We were disappointed when the Union, again citing a roadmap to parity, informed the Company that they weren’t prepared to recommend either option to their members and walked away from the table.
When evaluating our next steps, binding interest arbitration is seemingly the most sensible next step to take. It is a route that would end the work stoppage and allow transit services to resume while arbitration goes forward and we work on reaching a fair and reasonable deal. Binding arbitration is an effective way for both parties to lay out the merits of their cases and have fair and appropriate decisions made by an unbiased third-party arbitrator. After the breakdown of the March talks, we offered to take the risk of entering into binding interest arbitration on the complete monetary portion of the CBA; however, the Union declined the offer and is unwilling to enter into this process.
If they believe their demands are reasonable and, as they’ve stated, there’s no argument to be made against “parity,” one must question why they are not only unwilling to move forward into interest arbitration but why they are not sprinting to the hearing room to demonstrate this fact? If the Union desires a fair deal that allows our employees to return to work sooner and restore essential transit services to the community, this is an effective way forward.
For the first time in our company history, we have taken to negotiating in the media, as we feel we have been left with no other option. Out of respect for the bargaining process, it is not something we typically do, and we do not take voicing these opinions lightly.
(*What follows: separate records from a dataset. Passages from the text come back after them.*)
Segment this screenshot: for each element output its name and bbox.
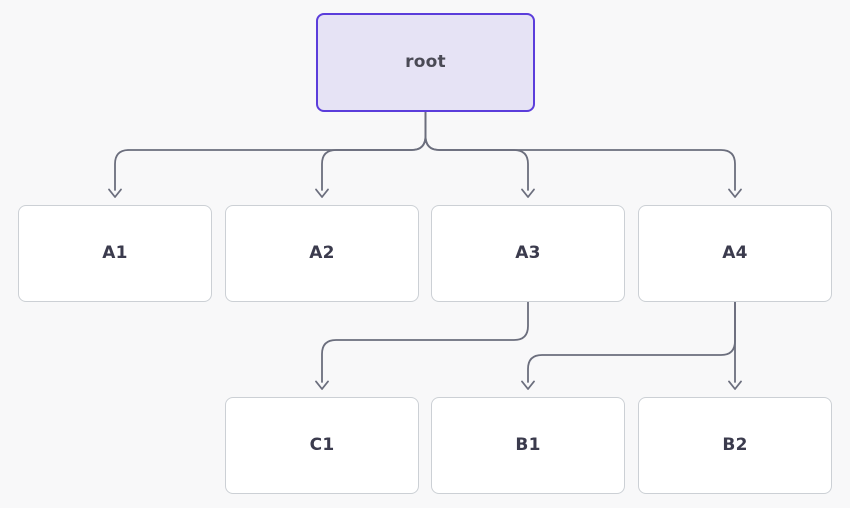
edge-root-to-a1	[114, 111, 427, 191]
edge-a4-to-b1	[527, 301, 736, 383]
node-a3[interactable]: A3	[431, 205, 625, 302]
edge-root-to-a3	[424, 111, 529, 191]
arrowhead-to-b1	[521, 380, 535, 390]
node-a1[interactable]: A1	[18, 205, 212, 302]
node-label-c1: C1	[309, 435, 335, 455]
node-a2[interactable]: A2	[225, 205, 419, 302]
node-root[interactable]: root	[316, 13, 535, 112]
arrowhead-to-a1	[108, 188, 122, 198]
arrowhead-to-a4	[728, 188, 742, 198]
node-label-a1: A1	[102, 243, 128, 263]
edge-a3-to-c1	[321, 301, 529, 383]
arrowhead-to-b2	[728, 380, 742, 390]
edge-root-to-a4	[424, 111, 736, 191]
node-label-b2: B2	[722, 435, 748, 455]
node-label-a3: A3	[515, 243, 541, 263]
node-label-b1: B1	[515, 435, 541, 455]
edge-root-to-a2	[321, 111, 427, 191]
arrowhead-to-a3	[521, 188, 535, 198]
node-c1[interactable]: C1	[225, 397, 419, 494]
node-b1[interactable]: B1	[431, 397, 625, 494]
node-a4[interactable]: A4	[638, 205, 832, 302]
node-label-a2: A2	[309, 243, 335, 263]
arrowhead-to-c1	[315, 380, 329, 390]
node-b2[interactable]: B2	[638, 397, 832, 494]
node-label-root: root	[405, 52, 446, 72]
arrowhead-to-a2	[315, 188, 329, 198]
node-label-a4: A4	[722, 243, 748, 263]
We feel that the community has the right to know the full details of how things have unfolded to date and the efforts that have gone on behind the scenes. We recognize that there is significant community support for the employees’ cause, and I believe the community supports the workers who have served as drivers, technicians, and cleaners for decades. I do not think they are supportive of a Union that has kept those employees off the job for more than three months. A 15-week-long strike is not fair to the community, and the longer it goes on, the people who are the most vulnerable in our communities are the ones who are paying the highest price.
We are working as hard as possible, alongside the Provincial Mediator, to try and bring this situation to resolution when we meet again on May 27, 2022.